Spread the remaining 3 tablespoons butterscotch chips over the dough balls and press down lightly. Note: The extra morsels make for a pretty presentation but can be left out if desired.
Bake one pan at a time in the preheated oven until the cookies are golden brown and set around the edges but the center is still slightly soft to the touch. 10 to 12 minutes, turning mold front to back halfway through. Let the cookies cool on baking sheets on a wire rack for 5 minutes. Serve warm or place cookies on a wire rack and allow to cool completely (45 minutes to 1 hour).
- When it comes to measuring flour, we fluff the flour up, spoon it into our measuring cup, and smooth it out with the back of a butter knife or small offset spatula. However, the most accurate way to measure is to use a kitchen scale. This can ensure that your measurements are spot on, as each person may measure their flour slightly differently.
- Really soft butter should give when pressed, but still have enough plasticity to offer some resistance. If you can push your finger all the way into the butter, it's now room temperature and too soft to cream properly with the sugar.
- Unlike cakes, with these cookies we stir in the butter and sugar for a shorter amount of time (2 to 3 minutes). We don't need to incorporate tons of air since our goal is denser, chewy cookies.
- If you have a kitchen scale, it can be helpful to weigh each ball of dough to get a more even result.
- As you bake, try to pull the cookies out when they're golden brown and firm around the edges but still soft in the middle. This creates cookies that are just barely crunchy on the edges and tender, soft, and chewy on the inside.
- Feel free to add an equal amount of similarly sized bits of bittersweet, semisweet, white chocolate, or cinnamon. For some of the chocolate chips, you can also slice in some toasted nuts like pecans, walnuts, or pistachios. Aim for about 1 cup mix-ins total.
- A bit of orange zest would complement the brown sugary notes of this cookie with some bright citrus.
- You can also play with the warm spices in the batter, adding in small amounts ground ginger, allspice, or cloves.
How to store or freeze it
- Cookies are best on baking day, but can be stored in an airtight container at room temperature for 3 to 5 days.
- Baked and cooled cookies can be individually wrapped and placed in a freezer safe, resealable plastic bag; Freeze for 3 to 4 weeks.
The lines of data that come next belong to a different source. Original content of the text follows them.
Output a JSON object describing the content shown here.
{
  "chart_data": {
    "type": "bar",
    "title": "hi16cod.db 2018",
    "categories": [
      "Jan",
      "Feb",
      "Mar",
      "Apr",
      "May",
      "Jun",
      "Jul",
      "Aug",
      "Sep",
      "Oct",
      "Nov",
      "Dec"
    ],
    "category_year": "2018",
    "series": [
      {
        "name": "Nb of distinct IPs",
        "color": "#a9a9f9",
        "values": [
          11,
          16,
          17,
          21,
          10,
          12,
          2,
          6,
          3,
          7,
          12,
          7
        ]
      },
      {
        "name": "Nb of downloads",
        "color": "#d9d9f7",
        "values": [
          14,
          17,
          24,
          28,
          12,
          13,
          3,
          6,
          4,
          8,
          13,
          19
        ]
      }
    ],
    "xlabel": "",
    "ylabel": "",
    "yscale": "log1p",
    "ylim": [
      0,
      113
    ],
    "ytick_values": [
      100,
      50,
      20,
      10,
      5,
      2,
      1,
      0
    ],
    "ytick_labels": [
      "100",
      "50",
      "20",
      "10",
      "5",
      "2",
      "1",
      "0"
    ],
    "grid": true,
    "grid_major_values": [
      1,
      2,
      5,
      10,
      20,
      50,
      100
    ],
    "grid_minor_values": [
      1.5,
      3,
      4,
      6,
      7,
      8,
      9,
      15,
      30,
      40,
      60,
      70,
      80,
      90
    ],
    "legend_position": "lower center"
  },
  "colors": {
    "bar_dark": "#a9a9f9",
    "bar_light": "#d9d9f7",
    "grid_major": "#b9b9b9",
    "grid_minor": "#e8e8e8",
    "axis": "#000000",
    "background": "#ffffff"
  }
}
Remove desired amount of cookies, if needed, and let sit at room temperature for about an hour, or until thawed. Note that butterscotch chips added on top may have a slightly floral appearance once thawed, but are just as tasty.
- The cookie dough can be refrigerated overnight and scooped out and rolled out the next day. Allow the dough balls to come to room temperature for about 45 minutes to 1 hour before baking.
- To freeze the dough, scoop out and roll out balls of dough. Place at least 1cm apart on a plate or baking sheet and freeze until set, about 1 hour. Store in a freezer-safe, airtight container or resealable plastic bag for up to 1 month. To bake, place the balls of dough 6.5 to 7.5 cm apart on baking sheets lined with parchment paper. Let stand at room temperature for 1 to 2 hours until thawed before baking.